Something Read: Caste: The Origins of Our Discontents by Isabelle Wilkerson
I read Caste for my social justice book club and knew right away that it should be required reading for every single American. I’ve known for a while what it means to be a married, white woman in middle America. The life I have lived has afforded me privileges and advancements that I did nothing to deserve but am keenly aware of as I mature and raise a family. However, over the past year I have started to slowly understand how my privilege has shaped my very existence, and how that lack of privilege has shaped not only the lives of those different than me but the way our country works.
Reading Caste was difficult and uncomfortable. It’s heavy and deep and forces Americans to take a look in the mirror and we won’t really like what we see. But rather than turn away and try to pretend that it’s not really that bad or that people should just get over it, we need to lean into the feeling of guilt or defensiveness and truly examine what is making us uncomfortable.
I’ve heard a lot of talk recently about not needing to take responsibility for the past. Things like, I wasn’t alive during slavery or Jim Crow so why should I be made to feel guilty for things that happened generations ago? Why should I be made to fix the problems that I didn’t contribute to? On the surface that may seem like a logical argument but it’s actually a cop out to get out of taking care of our fellow citizens.

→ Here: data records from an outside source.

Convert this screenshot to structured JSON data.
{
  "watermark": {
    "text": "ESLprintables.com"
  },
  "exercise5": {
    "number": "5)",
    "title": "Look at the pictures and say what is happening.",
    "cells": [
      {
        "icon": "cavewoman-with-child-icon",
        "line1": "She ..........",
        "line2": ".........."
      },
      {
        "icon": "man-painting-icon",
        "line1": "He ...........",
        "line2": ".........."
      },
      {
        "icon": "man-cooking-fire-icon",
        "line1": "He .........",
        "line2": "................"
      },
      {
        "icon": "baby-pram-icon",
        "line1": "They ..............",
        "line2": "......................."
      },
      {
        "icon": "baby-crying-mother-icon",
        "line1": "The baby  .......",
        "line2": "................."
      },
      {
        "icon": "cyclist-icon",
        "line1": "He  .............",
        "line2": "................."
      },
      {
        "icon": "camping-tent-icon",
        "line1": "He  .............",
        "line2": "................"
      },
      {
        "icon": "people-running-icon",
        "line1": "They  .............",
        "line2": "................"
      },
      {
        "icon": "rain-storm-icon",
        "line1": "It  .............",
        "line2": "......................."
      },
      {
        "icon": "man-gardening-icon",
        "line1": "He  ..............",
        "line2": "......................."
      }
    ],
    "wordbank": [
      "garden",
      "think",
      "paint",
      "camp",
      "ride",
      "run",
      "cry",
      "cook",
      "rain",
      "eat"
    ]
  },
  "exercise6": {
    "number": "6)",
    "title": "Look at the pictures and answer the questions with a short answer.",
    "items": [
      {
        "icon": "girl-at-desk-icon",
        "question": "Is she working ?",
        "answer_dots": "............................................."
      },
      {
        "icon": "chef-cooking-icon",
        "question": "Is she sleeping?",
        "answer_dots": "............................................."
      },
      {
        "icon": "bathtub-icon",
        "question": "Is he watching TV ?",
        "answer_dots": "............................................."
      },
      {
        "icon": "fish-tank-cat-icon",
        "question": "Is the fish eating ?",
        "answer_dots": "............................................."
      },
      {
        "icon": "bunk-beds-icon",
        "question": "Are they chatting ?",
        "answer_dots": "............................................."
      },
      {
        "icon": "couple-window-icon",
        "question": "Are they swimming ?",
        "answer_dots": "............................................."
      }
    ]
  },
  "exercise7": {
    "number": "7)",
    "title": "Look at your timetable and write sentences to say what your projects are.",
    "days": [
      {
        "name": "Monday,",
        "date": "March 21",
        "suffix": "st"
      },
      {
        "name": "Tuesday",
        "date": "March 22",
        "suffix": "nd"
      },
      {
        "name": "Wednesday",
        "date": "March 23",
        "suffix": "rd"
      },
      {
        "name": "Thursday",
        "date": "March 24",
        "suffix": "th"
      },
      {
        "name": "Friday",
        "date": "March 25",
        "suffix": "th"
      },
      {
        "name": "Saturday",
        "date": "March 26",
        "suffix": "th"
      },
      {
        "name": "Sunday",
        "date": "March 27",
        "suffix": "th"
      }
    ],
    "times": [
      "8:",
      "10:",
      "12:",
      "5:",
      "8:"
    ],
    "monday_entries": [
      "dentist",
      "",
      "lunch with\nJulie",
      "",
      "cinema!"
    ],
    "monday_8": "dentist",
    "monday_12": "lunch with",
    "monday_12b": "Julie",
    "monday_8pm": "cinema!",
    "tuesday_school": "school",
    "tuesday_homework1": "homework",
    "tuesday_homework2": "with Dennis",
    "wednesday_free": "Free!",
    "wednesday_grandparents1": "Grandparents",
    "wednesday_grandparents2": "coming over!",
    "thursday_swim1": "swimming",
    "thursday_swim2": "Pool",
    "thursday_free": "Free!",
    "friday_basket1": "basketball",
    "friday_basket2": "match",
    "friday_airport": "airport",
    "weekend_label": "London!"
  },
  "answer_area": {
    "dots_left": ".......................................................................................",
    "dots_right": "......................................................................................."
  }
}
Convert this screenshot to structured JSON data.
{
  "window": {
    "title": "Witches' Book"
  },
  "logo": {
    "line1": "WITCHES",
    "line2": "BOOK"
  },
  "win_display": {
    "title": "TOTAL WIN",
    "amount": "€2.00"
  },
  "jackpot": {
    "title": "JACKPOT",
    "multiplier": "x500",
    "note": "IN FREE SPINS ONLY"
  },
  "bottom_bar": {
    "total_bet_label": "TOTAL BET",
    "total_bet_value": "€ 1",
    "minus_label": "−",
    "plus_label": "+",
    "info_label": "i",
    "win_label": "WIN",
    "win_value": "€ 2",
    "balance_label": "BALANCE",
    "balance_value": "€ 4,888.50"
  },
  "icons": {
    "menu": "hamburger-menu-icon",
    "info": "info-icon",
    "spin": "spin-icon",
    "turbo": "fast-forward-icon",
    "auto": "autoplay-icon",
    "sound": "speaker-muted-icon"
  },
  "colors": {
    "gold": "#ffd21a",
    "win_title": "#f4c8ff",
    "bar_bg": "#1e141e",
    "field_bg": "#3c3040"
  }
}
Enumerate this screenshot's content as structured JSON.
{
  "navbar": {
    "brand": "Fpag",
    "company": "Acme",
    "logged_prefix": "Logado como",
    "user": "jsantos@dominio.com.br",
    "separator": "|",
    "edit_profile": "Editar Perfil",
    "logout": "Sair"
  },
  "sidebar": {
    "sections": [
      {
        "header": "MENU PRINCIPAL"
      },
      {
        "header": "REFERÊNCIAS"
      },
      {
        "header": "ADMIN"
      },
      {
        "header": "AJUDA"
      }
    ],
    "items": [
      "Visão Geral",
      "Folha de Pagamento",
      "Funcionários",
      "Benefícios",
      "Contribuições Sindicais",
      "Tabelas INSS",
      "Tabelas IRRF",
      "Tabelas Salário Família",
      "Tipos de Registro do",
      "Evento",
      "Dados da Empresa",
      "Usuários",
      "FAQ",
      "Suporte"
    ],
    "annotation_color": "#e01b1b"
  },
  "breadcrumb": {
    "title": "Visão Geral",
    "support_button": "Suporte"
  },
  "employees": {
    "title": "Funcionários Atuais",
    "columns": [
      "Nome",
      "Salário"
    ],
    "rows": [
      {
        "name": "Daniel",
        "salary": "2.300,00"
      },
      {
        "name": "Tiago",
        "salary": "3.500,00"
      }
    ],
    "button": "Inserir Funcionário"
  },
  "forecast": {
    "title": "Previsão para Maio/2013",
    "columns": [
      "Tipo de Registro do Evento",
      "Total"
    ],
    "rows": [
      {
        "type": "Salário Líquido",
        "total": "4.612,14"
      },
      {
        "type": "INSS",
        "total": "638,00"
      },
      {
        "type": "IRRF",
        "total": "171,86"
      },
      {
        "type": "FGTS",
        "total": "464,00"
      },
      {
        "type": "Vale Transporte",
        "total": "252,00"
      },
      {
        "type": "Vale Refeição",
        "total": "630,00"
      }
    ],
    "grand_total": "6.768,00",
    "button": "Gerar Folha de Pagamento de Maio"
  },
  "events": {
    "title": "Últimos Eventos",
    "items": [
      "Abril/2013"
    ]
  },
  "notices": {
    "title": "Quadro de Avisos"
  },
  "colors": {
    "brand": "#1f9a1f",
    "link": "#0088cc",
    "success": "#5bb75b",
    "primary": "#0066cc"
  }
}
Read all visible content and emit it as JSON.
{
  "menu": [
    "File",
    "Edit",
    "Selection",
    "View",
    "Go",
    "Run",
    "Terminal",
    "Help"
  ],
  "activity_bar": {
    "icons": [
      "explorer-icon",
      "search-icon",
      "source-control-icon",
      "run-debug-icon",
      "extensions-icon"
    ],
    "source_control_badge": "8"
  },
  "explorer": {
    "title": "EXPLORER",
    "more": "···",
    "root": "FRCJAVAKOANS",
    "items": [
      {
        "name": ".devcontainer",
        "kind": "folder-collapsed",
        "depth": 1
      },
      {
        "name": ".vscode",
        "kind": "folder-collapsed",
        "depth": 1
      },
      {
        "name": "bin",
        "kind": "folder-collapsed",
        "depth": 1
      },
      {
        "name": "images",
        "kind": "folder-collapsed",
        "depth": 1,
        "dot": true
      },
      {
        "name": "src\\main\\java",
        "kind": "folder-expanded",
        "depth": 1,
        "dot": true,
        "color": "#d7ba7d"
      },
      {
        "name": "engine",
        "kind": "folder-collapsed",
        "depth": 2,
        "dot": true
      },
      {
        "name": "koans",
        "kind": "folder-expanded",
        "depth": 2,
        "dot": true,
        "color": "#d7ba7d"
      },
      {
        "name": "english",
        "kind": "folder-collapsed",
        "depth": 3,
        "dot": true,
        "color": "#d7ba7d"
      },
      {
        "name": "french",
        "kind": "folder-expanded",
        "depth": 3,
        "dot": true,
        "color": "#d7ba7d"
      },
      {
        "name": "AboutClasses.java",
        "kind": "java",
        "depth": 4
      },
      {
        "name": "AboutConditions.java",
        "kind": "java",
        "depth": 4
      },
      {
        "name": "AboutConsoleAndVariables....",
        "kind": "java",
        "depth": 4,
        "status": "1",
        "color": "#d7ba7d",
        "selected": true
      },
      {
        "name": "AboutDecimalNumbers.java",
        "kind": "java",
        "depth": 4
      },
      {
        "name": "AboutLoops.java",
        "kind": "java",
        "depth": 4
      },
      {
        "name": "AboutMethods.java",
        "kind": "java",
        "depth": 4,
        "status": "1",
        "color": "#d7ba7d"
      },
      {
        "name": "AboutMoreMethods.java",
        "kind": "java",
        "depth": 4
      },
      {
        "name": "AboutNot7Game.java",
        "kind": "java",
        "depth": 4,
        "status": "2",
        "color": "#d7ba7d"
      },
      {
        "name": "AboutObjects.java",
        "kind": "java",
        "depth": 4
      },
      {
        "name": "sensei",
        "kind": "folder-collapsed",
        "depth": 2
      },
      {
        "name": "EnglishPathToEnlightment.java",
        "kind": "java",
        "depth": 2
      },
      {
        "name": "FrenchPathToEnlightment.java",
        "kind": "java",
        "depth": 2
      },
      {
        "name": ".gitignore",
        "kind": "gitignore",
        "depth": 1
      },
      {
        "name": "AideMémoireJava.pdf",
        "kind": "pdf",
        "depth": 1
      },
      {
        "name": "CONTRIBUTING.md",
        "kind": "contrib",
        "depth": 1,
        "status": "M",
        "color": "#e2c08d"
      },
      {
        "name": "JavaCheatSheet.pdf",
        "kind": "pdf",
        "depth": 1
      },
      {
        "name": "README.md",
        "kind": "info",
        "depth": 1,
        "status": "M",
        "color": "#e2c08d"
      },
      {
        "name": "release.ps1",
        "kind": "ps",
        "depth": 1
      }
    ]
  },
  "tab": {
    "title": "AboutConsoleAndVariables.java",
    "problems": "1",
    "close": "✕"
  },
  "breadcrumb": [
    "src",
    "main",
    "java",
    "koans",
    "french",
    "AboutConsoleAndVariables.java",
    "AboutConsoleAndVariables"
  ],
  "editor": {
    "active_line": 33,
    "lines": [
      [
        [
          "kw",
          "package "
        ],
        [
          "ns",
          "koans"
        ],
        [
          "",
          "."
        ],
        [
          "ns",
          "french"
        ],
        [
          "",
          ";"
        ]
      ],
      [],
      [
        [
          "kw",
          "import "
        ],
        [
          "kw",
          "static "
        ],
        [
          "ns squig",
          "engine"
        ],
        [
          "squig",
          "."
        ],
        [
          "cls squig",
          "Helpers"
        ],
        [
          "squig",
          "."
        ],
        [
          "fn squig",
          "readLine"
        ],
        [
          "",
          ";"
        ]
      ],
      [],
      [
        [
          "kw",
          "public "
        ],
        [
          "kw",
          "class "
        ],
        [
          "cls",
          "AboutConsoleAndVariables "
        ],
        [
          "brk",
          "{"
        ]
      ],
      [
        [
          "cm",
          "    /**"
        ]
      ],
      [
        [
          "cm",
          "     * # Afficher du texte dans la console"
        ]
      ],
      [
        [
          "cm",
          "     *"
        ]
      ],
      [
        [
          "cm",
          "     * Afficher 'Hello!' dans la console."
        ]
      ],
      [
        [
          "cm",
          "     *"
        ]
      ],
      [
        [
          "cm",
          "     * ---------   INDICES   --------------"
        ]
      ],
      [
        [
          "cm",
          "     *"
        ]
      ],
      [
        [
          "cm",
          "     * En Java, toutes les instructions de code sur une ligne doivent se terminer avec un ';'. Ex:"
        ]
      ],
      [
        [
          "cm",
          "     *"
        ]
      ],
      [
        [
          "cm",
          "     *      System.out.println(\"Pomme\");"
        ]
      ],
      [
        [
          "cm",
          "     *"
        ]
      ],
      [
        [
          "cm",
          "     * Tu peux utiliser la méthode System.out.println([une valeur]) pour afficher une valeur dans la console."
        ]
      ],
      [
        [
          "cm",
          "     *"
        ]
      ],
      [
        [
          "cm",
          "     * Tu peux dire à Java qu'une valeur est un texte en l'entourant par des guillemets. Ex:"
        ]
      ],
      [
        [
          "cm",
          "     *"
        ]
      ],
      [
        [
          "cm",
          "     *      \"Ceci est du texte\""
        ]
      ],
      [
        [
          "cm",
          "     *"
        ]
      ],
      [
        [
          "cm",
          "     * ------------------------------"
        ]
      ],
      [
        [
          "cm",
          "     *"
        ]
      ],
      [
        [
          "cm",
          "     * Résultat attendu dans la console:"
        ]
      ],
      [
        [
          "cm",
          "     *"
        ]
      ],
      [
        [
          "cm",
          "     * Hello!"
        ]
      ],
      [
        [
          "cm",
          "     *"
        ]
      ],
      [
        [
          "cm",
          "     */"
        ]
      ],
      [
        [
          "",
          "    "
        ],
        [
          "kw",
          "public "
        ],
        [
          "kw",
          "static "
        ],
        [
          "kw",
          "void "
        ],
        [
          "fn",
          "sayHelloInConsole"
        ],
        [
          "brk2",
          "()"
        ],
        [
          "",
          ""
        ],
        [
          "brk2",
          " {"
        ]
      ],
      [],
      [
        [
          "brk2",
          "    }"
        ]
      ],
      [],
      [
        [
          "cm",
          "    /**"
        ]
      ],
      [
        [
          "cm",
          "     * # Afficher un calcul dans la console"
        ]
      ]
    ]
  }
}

America is this beautiful old house. Like all grand, old houses it has classic charm, it’s quirks, strange additions and even ghosts but the foundation is cracked. Some of the studs deep inside the walls are rotted. The new countertops, fresh paint and lovely landscaping give us the false security that everything is all good but what matters most; the rotting studs, the cracked foundation, the rusted out plumbing are being ignored to the detriment of all inside the house. The home builder laid a foundation with flaws in it. The blue prints were noble and good but those who have made renovations and additions to the house did so to the benefit of themselves and great detriment to others. Those changes over time have caused the beautiful house to fall apart. It’s up to us to fix it.
All that to say, read Caste. As uncomfortable as it may make you feel; you still need to read it.
Something Treasured: Saying goodbye to our elementary school
This year marks our eleventh and final year at our elementary school. Unfortunately, non of Addison’s teachers, staff or administrators are still at the school (except for one) but most of Harry’s teachers are still going strong. To say goodbye to these beloved educators we had a Goodbye Eisenhower Brunch. It was wonderful to show the people that we have grown to love how much we appreciate them.
Something Ahead: Lazy Summer Days
Now that summer is here I’m ready to relax. Bring on the days of no school drop offs, reading books for pleasure, cold beers on the porch with the neighbors. The calendar is mostly empty and I’m ready for it.